Um tribunal holandês declarou falência a plataforma de criptomoeda Knaken Cryptohandel BV e à sua fundação afiliada na quinta-feira, depois de os procuradores terem dito que faltavam 7 milhões de euros (8 milhões de dólares) em ativos dos clientes. O tribunal de Roterdão emitiu a decisão para garantir uma resolução ordenada, depois de a Knaken ter bloqueado o acesso à sua plataforma e às suas contas. O Ministério Público holandês apresentou o pedido de falência a 30 de junho, na sequência de uma investigação criminal sobre os fundos em falta, enquanto o serviço de investigação de crimes financeiros dos Países Baixos fez uma busca à empresa no final de junho e apreendeu dispositivos e ativos. O tribunal afirmou que a empresa tem ativos insuficientes para reembolsar totalmente os utilizadores e que os clientes não tinham informação suficiente para determinar a sua posição legal. A falência surge depois de os Países Baixos terem aplicado a regulamentação Markets in Crypto-Assets (MiCA), após terminarem o período de transição a 30 de junho de 2025.

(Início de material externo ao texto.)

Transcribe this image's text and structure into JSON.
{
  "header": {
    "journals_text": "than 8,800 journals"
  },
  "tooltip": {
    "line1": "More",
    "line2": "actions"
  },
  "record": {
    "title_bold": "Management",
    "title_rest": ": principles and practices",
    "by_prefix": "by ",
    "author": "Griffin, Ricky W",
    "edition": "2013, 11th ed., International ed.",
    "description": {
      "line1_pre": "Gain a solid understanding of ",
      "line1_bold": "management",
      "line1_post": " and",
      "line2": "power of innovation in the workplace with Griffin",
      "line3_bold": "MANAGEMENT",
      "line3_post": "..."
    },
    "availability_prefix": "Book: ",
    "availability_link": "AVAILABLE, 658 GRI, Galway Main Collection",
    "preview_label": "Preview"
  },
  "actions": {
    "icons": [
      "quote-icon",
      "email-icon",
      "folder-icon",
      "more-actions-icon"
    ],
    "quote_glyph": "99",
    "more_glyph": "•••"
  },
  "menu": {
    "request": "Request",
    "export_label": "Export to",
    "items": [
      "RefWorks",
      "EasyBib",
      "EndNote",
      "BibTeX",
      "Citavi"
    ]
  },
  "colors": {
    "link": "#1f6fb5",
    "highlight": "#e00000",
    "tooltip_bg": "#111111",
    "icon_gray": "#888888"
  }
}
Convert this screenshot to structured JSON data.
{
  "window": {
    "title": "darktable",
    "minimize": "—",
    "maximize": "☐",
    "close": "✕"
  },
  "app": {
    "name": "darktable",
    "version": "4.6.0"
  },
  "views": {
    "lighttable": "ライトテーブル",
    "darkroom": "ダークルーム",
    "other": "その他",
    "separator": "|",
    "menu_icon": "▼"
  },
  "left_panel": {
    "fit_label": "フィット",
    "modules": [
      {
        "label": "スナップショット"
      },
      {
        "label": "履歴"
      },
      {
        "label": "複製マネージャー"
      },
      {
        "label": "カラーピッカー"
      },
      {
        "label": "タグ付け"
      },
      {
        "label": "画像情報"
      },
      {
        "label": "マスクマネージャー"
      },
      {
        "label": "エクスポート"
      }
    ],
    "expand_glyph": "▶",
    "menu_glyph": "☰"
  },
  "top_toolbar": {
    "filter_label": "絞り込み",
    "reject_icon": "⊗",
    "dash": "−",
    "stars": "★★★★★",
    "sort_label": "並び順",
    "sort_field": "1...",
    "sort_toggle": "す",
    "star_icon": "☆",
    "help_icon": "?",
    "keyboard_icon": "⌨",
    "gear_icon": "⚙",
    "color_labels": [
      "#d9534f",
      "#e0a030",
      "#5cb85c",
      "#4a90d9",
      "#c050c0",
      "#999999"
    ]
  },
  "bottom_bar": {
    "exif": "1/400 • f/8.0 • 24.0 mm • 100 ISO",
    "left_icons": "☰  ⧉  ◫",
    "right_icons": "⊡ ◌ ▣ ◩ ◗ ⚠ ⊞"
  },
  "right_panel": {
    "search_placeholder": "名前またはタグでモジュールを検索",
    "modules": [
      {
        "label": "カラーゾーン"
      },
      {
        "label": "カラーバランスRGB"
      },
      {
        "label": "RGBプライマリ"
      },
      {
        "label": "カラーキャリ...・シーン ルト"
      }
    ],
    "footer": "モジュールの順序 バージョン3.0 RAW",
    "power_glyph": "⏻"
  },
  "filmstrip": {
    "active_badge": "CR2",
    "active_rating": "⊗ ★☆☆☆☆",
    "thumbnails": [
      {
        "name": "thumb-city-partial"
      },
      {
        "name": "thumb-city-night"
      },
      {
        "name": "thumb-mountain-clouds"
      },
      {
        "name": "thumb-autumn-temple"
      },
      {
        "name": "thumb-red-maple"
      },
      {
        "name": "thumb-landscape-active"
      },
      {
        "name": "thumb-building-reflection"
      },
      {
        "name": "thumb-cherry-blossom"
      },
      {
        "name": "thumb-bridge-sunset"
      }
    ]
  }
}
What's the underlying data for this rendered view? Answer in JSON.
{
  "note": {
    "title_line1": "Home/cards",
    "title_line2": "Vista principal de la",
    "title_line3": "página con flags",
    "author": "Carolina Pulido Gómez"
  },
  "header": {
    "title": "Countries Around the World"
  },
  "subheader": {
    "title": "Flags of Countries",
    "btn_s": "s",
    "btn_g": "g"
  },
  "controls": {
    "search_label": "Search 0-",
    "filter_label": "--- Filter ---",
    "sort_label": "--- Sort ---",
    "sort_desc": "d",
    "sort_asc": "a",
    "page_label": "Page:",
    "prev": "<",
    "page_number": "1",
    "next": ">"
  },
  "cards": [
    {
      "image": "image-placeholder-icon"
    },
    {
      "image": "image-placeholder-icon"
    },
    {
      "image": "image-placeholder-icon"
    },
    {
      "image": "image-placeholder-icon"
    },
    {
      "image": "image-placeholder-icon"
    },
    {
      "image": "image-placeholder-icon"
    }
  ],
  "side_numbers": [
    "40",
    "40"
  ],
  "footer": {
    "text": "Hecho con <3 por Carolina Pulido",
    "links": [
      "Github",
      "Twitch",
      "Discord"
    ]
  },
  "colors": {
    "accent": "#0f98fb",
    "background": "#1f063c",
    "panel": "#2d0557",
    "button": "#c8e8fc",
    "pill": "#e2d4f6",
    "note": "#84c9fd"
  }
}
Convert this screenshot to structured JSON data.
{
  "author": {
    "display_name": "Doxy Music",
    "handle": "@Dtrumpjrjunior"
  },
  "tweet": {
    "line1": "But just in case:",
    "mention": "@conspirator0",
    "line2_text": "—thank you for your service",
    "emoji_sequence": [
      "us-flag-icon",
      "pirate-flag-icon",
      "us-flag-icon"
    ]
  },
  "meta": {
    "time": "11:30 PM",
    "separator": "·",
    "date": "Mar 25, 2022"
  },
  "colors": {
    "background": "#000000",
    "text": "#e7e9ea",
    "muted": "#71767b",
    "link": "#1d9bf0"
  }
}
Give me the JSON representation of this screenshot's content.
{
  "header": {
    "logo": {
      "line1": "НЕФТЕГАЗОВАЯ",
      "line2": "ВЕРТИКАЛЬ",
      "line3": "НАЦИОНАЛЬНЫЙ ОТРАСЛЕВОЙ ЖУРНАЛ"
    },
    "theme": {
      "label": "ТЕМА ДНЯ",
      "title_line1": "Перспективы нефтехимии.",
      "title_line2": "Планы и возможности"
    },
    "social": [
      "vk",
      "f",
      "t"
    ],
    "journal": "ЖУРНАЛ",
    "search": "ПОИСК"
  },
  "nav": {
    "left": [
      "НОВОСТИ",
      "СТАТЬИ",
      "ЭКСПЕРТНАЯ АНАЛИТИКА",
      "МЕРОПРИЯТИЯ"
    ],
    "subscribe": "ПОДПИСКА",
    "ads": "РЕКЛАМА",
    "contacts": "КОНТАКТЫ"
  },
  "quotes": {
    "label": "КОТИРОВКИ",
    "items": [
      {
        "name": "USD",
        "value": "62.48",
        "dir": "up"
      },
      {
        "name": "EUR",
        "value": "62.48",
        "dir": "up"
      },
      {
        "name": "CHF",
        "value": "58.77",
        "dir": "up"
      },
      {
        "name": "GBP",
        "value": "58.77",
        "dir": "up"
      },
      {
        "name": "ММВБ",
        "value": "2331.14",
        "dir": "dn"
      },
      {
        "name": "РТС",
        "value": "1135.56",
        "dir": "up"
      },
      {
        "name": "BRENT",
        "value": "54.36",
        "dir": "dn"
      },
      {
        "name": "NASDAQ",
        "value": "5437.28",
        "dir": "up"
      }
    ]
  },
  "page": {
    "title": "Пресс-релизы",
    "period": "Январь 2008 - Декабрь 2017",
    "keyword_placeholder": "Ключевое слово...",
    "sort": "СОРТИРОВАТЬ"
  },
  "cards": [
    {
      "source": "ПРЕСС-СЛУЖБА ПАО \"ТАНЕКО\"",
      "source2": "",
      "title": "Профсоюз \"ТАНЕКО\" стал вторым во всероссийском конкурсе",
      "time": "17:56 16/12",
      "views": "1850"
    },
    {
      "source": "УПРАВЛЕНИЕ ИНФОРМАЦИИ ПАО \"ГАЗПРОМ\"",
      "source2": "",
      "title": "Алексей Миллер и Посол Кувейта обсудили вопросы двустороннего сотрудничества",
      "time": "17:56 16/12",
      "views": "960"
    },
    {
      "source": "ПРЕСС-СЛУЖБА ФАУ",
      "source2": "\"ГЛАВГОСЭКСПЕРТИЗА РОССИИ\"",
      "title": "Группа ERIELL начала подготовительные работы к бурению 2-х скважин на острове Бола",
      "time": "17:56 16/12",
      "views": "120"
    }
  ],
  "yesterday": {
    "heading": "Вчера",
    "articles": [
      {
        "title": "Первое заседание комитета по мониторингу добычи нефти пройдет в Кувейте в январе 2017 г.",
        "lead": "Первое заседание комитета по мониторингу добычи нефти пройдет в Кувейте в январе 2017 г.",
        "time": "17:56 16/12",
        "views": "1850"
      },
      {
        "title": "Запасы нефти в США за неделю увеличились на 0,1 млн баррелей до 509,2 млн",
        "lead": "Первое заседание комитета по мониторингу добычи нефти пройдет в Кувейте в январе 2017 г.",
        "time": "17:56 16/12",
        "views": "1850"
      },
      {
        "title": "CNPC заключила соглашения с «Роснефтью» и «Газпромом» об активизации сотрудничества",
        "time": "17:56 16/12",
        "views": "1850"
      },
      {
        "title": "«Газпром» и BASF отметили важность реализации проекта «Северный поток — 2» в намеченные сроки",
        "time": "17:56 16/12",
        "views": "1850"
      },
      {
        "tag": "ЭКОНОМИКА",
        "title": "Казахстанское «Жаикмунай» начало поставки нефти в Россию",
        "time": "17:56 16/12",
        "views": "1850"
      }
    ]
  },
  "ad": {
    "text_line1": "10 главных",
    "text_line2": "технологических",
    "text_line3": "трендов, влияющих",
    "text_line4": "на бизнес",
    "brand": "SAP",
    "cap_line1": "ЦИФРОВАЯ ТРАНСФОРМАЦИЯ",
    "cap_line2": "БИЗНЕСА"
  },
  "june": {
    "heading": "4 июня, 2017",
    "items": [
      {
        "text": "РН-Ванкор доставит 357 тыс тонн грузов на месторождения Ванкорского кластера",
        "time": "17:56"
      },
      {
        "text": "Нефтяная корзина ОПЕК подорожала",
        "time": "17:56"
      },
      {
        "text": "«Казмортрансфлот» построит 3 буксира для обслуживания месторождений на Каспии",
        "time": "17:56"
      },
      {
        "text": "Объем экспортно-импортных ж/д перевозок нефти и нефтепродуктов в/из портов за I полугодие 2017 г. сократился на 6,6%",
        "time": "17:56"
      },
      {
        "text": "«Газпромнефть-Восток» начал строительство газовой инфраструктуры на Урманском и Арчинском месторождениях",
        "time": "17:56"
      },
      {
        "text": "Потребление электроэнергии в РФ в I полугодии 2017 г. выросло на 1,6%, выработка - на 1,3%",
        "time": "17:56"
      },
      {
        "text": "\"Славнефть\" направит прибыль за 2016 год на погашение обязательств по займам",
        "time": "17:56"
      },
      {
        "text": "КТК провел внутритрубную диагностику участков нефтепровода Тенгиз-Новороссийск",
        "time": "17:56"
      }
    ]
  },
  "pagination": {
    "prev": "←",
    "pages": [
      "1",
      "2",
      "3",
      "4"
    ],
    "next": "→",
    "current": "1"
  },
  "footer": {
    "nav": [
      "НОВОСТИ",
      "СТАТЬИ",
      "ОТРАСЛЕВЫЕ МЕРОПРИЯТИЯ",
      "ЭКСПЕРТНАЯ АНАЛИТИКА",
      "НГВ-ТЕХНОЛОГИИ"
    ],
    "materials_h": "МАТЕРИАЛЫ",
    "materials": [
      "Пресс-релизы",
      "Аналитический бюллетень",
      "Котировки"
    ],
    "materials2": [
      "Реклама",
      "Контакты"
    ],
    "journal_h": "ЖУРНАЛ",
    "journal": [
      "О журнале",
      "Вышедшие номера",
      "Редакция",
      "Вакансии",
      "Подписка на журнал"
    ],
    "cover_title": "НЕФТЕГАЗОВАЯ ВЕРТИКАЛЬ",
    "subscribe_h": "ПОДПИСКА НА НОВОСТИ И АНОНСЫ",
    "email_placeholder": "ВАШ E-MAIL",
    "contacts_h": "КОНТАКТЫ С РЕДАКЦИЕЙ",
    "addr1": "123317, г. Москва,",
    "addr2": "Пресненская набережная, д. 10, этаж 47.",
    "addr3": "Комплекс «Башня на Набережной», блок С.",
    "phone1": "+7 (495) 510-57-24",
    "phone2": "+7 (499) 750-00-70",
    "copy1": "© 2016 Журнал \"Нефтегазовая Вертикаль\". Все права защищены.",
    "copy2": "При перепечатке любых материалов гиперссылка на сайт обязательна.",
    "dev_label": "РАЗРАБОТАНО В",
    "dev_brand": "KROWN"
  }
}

O tribunal de Roterdão emitiu a decisão de falência na quinta-feira, afirmando que a declaração era necessária para garantir um processo de resolução ordenado. Segundo o tribunal, a Knaken Cryptohandel BV tem ativos insuficientes para reembolsar totalmente os utilizadores. O tribunal referiu também que os clientes não tinham informação suficiente para determinar a sua posição legal em relação às suas participações na plataforma.
A Knaken bloqueou o acesso à sua plataforma e às contas de utilizadores antes da decisão do tribunal. A empresa ficou offline no início de junho, de acordo com a NL Times. Fundada em Roterdão em 2017, a Knaken não aparece no registo da Autoridade Holandesa para os Mercados Financeiros (AFM) de prestadores autorizados de serviços de criptoativos.
O Ministério Público holandês apresentou o pedido de falência a 30 de junho, depois de abrir uma investigação criminal sobre os 7 milhões de euros em fundos de clientes em falta. O serviço de investigação de crimes financeiros dos Países Baixos fez uma rusga à empresa no final de junho, apreendendo dispositivos e ativos no âmbito da investigação em curso.
O momento da ação da acusação coincidiu com a aplicação da regulamentação MiCA nos Países Baixos. A AFM disse à Cointelegraph, no início de julho, que já tinha começado a tomar medidas de supervisão e aplicação contra prestadores não autorizados de serviços de criptoativos, depois de os Países Baixos terem terminado o seu período de transição MiCA a 30 de junho de 2025.
A Knaken Cryptohandel BV foi fundada em Roterdão em 2017 e operou como uma plataforma de negociação de criptomoedas até ficar offline no início de junho. A empresa não aparece no registo da AFM de prestadores autorizados de serviços de criptoativos, o que indica que operou sem a autorização regulamentar adequada.
O prazo holandês para a conformidade com a MiCA terminou antes do prazo máximo de transição a nível da UE, a 1 de julho de 2026. As ações de aplicação da AFM contra prestadores não autorizados começaram imediatamente após terminar o período de transição de 30 de junho de 2025, afetando plataformas como a Knaken que não obtiveram as licenças exigidas.
O que decidiu o tribunal de Roterdão sobre a Knaken na quinta-feira?
O tribunal de Roterdão declarou falência a Knaken Cryptohandel BV e à sua fundação afiliada na quinta-feira, depois de os procuradores terem dito que faltavam 7 milhões de euros (8 milhões de dólares) em ativos dos clientes. O tribunal afirmou que a empresa tem ativos insuficientes para reembolsar totalmente os utilizadores e que os clientes não tinham informação suficiente para determinar a sua posição legal.
Porque é que os procuradores holandeses apresentaram um pedido de falência contra a Knaken?
O Ministério Público holandês apresentou o pedido de falência a 30 de junho, depois de abrir uma investigação criminal sobre os 7 milhões de euros em fundos de clientes em falta. O serviço holandês de investigação de crimes financeiros fez uma rusga à empresa no final de junho e apreendeu dispositivos e ativos no âmbito da investigação.
A Knaken tinha autorização para operar como uma plataforma de cripto na Holanda?
Não. A Knaken não aparece no registo da Autoridade Holandesa para os Mercados Financeiros (AFM) de prestadores autorizados de serviços de criptoativos. A AFM começou a tomar medidas de supervisão e aplicação contra prestadores não autorizados de serviços de criptoativos depois de a Holanda ter terminado o seu período de transição MiCA a 30 de junho de 2025.